The tour title refers to a collection of new songs Buffett released last year. The album, Buffett’s first studio record in seven years, debuted at No. 2 on the Billboard 200.
Buffett, Pascagoula born and Mobile raised (his sister Lulu owns a great restaurant in Gulf Shores), tapped fellow Mobilian Will Kimbrough for four co-writes among the 14 songs on “Life on the Flip Side.” Kimbrough also played guitar on the entire album.
Buffett met Kimbrough through mutual friend Todd Snider backstage at Tipitina’s, which led to his being invited to contribute “Piece of Work” and other songs to the album, “License to Chill.” Kimbrough played guitar in Buffett’s band during the CMA awards ceremony that year also before 35,000 people at the 2010 Buffett concert at Gulf Shores Public Beach sponsored by BP Oil.
Buffett has been regaling audiences for over five decades with songs about the faces and places he’s seen during his journey along the road less travelled.
With Hemingway’s eye for detail and Mark Twain’s inclination for mischievous humor, his music tells the stories of hustlers, beach bums and pirates he has encountered while traaveling to all corners of the world.
Born on Christmas day 1946, Buffett saw the Gulf of Mexico as a doorway to a world of adventure, with the characters he heard about in his grandfather’s stories were waiting to be discovered.
The siren call of exotic ports was in contrast to his days as a parochial school student and an altar boy in Mobile. It took only a guitar, which, of course, he started playing to meet girls, to take him off course from the life his parents had imagined for him.
After honing his skills playing frat parties at Southern Miss and Auburn, happy hours at Admiral Semmes Hotel and busking on Bourbon Street, Jimmy headed to Nashville to work for Billboard and try his luck as a folk-country singer.

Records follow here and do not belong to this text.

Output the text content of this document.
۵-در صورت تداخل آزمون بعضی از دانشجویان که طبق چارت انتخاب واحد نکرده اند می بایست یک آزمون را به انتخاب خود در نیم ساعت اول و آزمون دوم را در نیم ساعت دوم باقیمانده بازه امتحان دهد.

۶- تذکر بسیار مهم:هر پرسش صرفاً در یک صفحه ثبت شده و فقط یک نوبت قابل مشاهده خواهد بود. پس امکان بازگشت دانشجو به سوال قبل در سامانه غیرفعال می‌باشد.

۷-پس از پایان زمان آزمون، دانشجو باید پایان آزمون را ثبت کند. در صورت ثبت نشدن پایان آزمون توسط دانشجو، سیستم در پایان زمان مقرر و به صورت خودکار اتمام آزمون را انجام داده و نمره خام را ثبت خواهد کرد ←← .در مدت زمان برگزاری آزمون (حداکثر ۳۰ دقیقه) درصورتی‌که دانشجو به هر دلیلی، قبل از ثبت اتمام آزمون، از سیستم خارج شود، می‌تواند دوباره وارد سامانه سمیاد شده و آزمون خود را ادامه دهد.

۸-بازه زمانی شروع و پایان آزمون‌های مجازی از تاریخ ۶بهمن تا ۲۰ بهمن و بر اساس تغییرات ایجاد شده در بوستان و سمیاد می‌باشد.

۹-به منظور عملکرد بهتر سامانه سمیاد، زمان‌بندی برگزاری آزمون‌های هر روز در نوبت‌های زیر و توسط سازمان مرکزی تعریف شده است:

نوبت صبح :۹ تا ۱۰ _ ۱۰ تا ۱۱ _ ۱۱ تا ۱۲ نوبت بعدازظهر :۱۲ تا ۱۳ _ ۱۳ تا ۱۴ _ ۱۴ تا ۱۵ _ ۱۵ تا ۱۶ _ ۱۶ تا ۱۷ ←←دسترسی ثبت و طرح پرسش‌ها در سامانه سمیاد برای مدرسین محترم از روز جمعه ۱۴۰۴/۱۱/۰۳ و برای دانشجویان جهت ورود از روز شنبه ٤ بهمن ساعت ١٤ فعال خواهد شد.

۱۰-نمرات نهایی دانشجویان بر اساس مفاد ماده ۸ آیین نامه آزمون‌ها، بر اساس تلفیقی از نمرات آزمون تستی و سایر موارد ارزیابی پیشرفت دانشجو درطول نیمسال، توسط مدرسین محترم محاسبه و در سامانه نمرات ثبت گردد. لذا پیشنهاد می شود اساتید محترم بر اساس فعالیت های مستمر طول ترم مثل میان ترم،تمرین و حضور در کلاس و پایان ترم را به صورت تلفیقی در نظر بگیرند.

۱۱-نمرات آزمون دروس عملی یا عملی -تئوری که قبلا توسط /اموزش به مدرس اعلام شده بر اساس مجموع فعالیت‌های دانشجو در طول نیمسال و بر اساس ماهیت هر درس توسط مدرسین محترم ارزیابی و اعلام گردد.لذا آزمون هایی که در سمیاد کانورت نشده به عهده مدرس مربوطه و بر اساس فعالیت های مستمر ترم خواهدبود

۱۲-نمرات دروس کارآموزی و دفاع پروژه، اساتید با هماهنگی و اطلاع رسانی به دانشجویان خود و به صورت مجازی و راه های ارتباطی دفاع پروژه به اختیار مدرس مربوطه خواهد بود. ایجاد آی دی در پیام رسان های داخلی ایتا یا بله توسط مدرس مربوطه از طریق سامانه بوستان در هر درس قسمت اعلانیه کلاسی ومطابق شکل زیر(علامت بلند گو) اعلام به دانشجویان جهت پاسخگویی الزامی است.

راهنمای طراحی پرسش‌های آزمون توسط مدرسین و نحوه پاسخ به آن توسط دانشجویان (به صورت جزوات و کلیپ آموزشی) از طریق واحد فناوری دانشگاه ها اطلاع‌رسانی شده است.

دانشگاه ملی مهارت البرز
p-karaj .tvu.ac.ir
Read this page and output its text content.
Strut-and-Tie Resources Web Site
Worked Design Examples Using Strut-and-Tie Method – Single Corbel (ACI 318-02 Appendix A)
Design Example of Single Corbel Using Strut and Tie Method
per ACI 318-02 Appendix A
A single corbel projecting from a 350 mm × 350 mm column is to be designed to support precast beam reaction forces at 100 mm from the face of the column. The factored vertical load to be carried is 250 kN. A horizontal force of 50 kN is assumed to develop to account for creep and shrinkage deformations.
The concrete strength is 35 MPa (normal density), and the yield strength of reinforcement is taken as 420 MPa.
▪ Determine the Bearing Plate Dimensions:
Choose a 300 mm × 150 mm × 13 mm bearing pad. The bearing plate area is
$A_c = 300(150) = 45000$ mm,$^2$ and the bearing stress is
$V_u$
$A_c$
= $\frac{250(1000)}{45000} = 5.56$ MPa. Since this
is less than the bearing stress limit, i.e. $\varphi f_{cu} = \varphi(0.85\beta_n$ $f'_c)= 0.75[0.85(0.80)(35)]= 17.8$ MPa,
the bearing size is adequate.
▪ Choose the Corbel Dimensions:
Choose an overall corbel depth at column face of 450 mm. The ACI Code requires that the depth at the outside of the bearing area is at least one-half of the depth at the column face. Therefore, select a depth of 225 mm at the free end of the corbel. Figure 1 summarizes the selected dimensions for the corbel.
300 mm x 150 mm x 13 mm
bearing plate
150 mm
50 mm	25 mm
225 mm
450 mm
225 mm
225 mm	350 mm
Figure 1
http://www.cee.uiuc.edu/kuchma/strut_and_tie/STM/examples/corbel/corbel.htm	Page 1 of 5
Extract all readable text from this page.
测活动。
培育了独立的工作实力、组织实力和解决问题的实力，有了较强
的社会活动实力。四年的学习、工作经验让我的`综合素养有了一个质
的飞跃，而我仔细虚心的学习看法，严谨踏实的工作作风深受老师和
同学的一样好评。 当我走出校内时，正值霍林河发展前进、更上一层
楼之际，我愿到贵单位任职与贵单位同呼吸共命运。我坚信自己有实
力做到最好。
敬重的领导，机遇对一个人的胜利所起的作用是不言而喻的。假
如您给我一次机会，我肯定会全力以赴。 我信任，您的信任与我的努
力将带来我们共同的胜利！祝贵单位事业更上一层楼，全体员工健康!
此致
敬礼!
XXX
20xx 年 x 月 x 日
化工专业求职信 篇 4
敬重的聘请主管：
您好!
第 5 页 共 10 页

The themes of escapism and an unbridled curiosity were evident on his first record, “Down To Earth,” released in 1970. But it was a fateful trip to Key West with Jerry Jeff Walker in 1971 that inspired him to merge his musicality and wanderlust into stories about the wanderers, adventurers, smugglers, con artists and free-spirits who inhabited Key West back then. The city was filled with characters who simply couldn’t run any further south in the mainland United States. Thrown into the midst of this eclectic mix, Buffett found his true voice as a songwriter.
His first hit was “Come Monday” from “Living and Dying in ¾ Time.”
Then in 1977 came “Margaritaville,” a 22 week mainstay on the Billboard chart that inspired a business empire, which now includes 27 studio albums, New York Times bestselling books, a Broadway play, Grammy nominations, namesake casinos and hotels and CMA awards.
Buffett is credited with inventing trop-rock, a genre that incorporates elements of rock, reggae, country, caribbean, calypso and zydeco – sometimes in the same song. And it’s still the music that inspires him and the horde of Parrotheads that will turn the Wharf parking lot into a huge pre-concert beach party.
Pictured: Brent Burns, a nationally recognized trop rocker himself and a 50 year Gulf Shores resident, visited Jimmy before Buffett’s 2018 run of shows (a Parrothead mecca) at La Cigale, a historic 1,000 seat venue in Paris.